|Asking the woman in the wheelchair out|
is NOT one of the mistakes.
If you’re relatively new to drinking alcohol then you’re inevitably going to make a lot of mistakes when it comes to imbibing spirits. Rather than have you learn all these lessons the hard way, I thought I would help out by warning you ahead of time. Now I know most people have to learn lessons on their own anyway, but you would be wise to take my word for this stuff. Here are the top 5 worst mistakes you can make when it comes to drinking:
5. Drinking on an empty stomach
You’ve heard the old saying “Bread before liquor, stomach’s thicker. Liquor before bread, you might be dead.” It’s important to eat a meal before drinking a lot, otherwise the alcohol will have a much stronger and dramatic effect on your body. Think of food as tummy tampons for alcohol to soak into to alleviate the pains of a period you would get from drinking too much liquor.

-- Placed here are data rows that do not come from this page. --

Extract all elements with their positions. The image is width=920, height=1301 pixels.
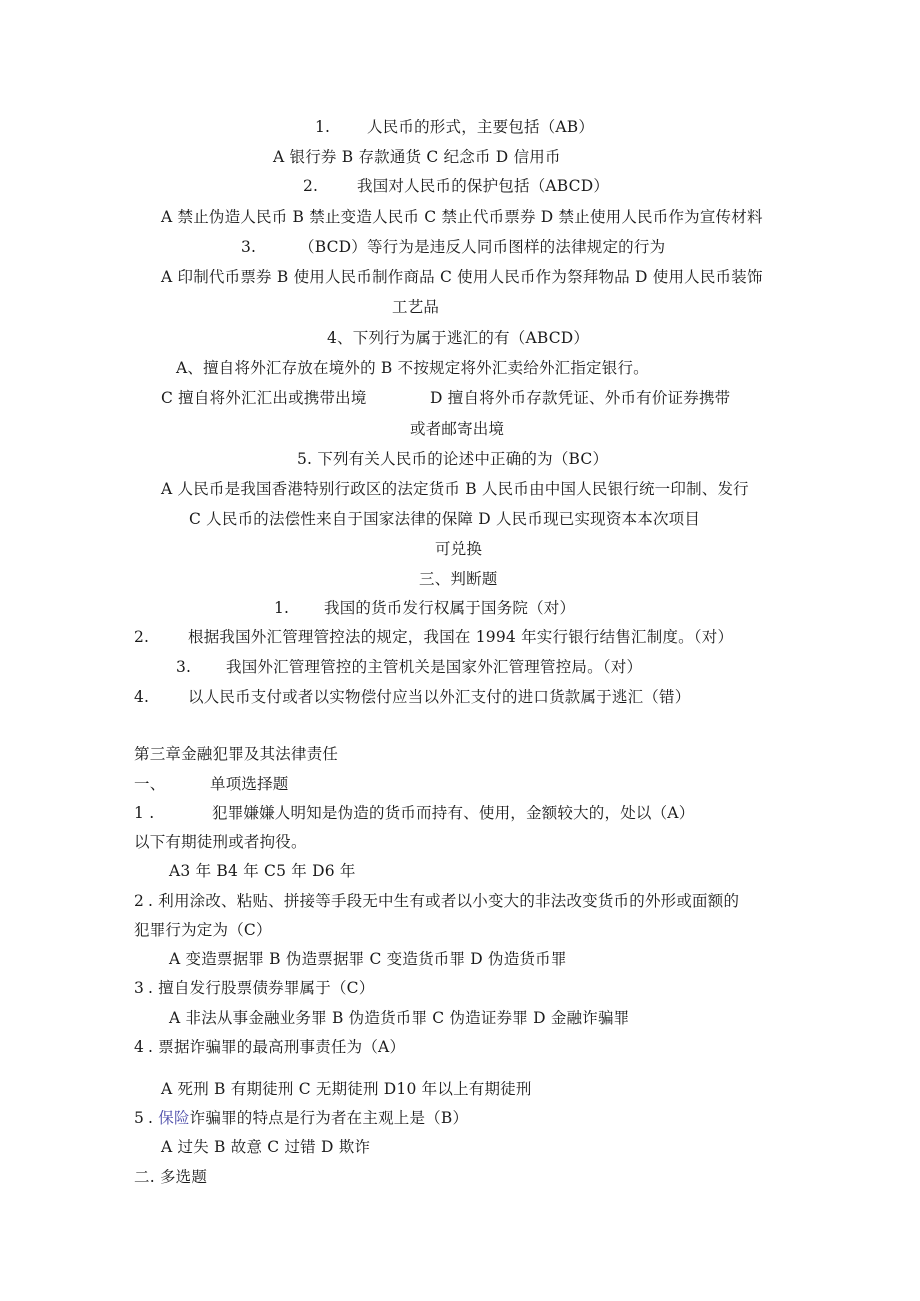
mc-options-3-line1: A 印制代币票券 B 使用人民币制作商品 C 使用人民币作为祭拜物品 D 使用人民币装饰 — [161, 268, 763, 286]
section-number: 一、 — [134, 775, 166, 793]
mc-options-3-line2: 工艺品 — [392, 298, 440, 316]
item-number: 2. — [134, 628, 150, 646]
ch3-question-2 — [134, 890, 739, 912]
question-number: 1. — [315, 118, 331, 136]
question-text: 犯罪嫌嫌人明知是伪造的货币而持有、使用，金额较大的，处以（A） — [212, 804, 695, 822]
ch3-question-2-cont: 犯罪行为定为（C） — [134, 921, 272, 939]
item-number: 4. — [134, 688, 150, 706]
mc-options-4-ab: A、擅自将外汇存放在境外的 B 不按规定将外汇卖给外汇指定银行。 — [176, 359, 649, 377]
question-text: . 擅自发行股票债券罪属于（C） — [148, 979, 375, 997]
ch3-question-1 — [134, 802, 694, 824]
question-number: 2 — [134, 892, 145, 910]
judgment-item-3 — [176, 656, 642, 678]
item-number: 1. — [274, 599, 290, 617]
question-text: 诈骗罪的特点是行为者在主观上是（B） — [189, 1109, 469, 1127]
mc-options-5-line2: C 人民币的法偿性来自于国家法律的保障 D 人民币现已实现资本本次项目 — [189, 510, 701, 528]
mc-question-2 — [303, 175, 609, 197]
question-number: 5 — [134, 1109, 145, 1127]
ch3-question-5 — [134, 1107, 468, 1129]
question-number: 3. — [241, 238, 257, 256]
question-text: 人民币的形式，主要包括（AB） — [367, 118, 595, 136]
question-number: 4 — [134, 1038, 145, 1056]
item-text: 我国的货币发行权属于国务院（对） — [324, 599, 576, 617]
judgment-item-2 — [134, 626, 733, 648]
mc-options-5-line1: A 人民币是我国香港特别行政区的法定货币 B 人民币由中国人民银行统一印制、发行 — [161, 480, 749, 498]
mc-options-4-c: C 擅自将外汇汇出或携带出境 — [161, 389, 367, 407]
ch3-options-2: A 变造票据罪 B 伪造票据罪 C 变造货币罪 D 伪造货币罪 — [169, 950, 567, 968]
mc-question-5: 5. 下列有关人民币的论述中正确的为（BC） — [297, 450, 609, 468]
mc-options-1: A 银行券 B 存款通货 C 纪念币 D 信用币 — [273, 148, 561, 166]
mc-options-4-d: D 擅自将外币存款凭证、外币有价证券携带 — [430, 389, 731, 407]
question-text: 我国对人民币的保护包括（ABCD） — [357, 177, 610, 195]
judgment-item-1 — [274, 597, 575, 619]
question-text: . 利用涂改、粘贴、拼接等手段无中生有或者以小变大的非法改变货币的外形或面额的 — [148, 892, 740, 910]
item-text: 根据我国外汇管理管控法的规定，我国在 1994 年实行银行结售汇制度。（对） — [188, 628, 734, 646]
question-number: 2. — [303, 177, 319, 195]
section-single-choice — [134, 773, 289, 795]
section-text: 单项选择题 — [210, 775, 289, 793]
ch3-options-3: A 非法从事金融业务罪 B 伪造货币罪 C 伪造证券罪 D 金融诈骗罪 — [169, 1009, 630, 1027]
ch3-question-1-cont: 以下有期徒刑或者拘役。 — [134, 833, 307, 851]
chapter-title: 第三章金融犯罪及其法律责任 — [134, 745, 339, 763]
section-multi-choice: 二. 多选题 — [134, 1168, 208, 1186]
mc-options-4-d-cont: 或者邮寄出境 — [410, 420, 505, 438]
mc-question-4: 4、下列行为属于逃汇的有（ABCD） — [327, 329, 590, 347]
item-text: 以人民币支付或者以实物偿付应当以外汇支付的进口货款属于逃汇（错） — [188, 688, 691, 706]
item-text: 我国外汇管理管控的主管机关是国家外汇管理管控局。（对） — [226, 658, 643, 676]
judgment-heading: 三、判断题 — [419, 570, 498, 588]
mc-options-5-line3: 可兑换 — [435, 540, 483, 558]
item-number: 3. — [176, 658, 192, 676]
mc-question-3 — [241, 236, 665, 258]
question-text: . 票据诈骗罪的最高刑事责任为（A） — [148, 1038, 406, 1056]
ch3-options-4: A 死刑 B 有期徒刑 C 无期徒刑 D10 年以上有期徒刑 — [161, 1080, 532, 1098]
ch3-options-1: A3 年 B4 年 C5 年 D6 年 — [169, 862, 356, 880]
question-prefix: . — [148, 1109, 159, 1127]
ch3-question-3 — [134, 977, 374, 999]
mc-question-1 — [315, 116, 594, 138]
mc-options-2: A 禁止伪造人民币 B 禁止变造人民币 C 禁止代币票券 D 禁止使用人民币作为宣传材料 — [161, 208, 763, 226]
question-number: 3 — [134, 979, 145, 997]
judgment-item-4 — [134, 686, 690, 708]
question-text: （BCD）等行为是违反人同币图样的法律规定的行为 — [299, 238, 666, 256]
ch3-options-5: A 过失 B 故意 C 过错 D 欺诈 — [161, 1138, 371, 1156]
ch3-question-4 — [134, 1036, 405, 1058]
question-number: 1 . — [134, 804, 155, 822]
insurance-link[interactable]: 保险 — [158, 1109, 190, 1127]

|The stomach is where the real party is happening. Don't let alcohol show up and have no one to play with. Things will get ugly.|
4. Alcohol enemas
A lot of people these days are trying alcohol enemas to get drunker. What they might not know is that it’s very dangerous. Putting alcohol up your butt lets it absorb into your blood without going through the liver which can damage your organs. And despite what you think you know about Taco Bell, you can’t literally vomit out of your ass so excessive alcohol enemas can kill you by alcohol poisoning.
|That's not supposed to go up there, pal!|
3. Smoking after drinking everclear
When drinking super high alcohol content drinks like Everclear or moonshine it’s important to not light up a cigarette right after or while you’re drinking. The alcohol vapors can ignite and if you’re too drunk to realize it you can take a puff of the cigarette which then becomes basically like sucking on a mini version of the back of the Batmobile and you’ll cook your lungs alive.
|Burning alive is no treat.|
2. Getting blackout drunk at the circus
Any place that has large animals like elephants and lions and also clowns is never a good place to get blackout drunk. There’s a good chance you’ll either wake up dead or in a hotel room with “Trickles” the clown who gets off on watersports.
|The circus is terrifying enough sober.|
1. Mistaking urine for whisky
Speaking of ol’ Trickles, you never want to mistake urine for whisky. We’ve all done it at one time or another, it’s an honest mistake the FIRST time it happens. After that first time you better make a habit of sniffing your whiskey before you take a sip. The odor is always a dead giveaway. Smell your whiskey to enjoy the fragrance, but mostly to make sure it’s not just stale pee the bartender handed you for not being a good tipper.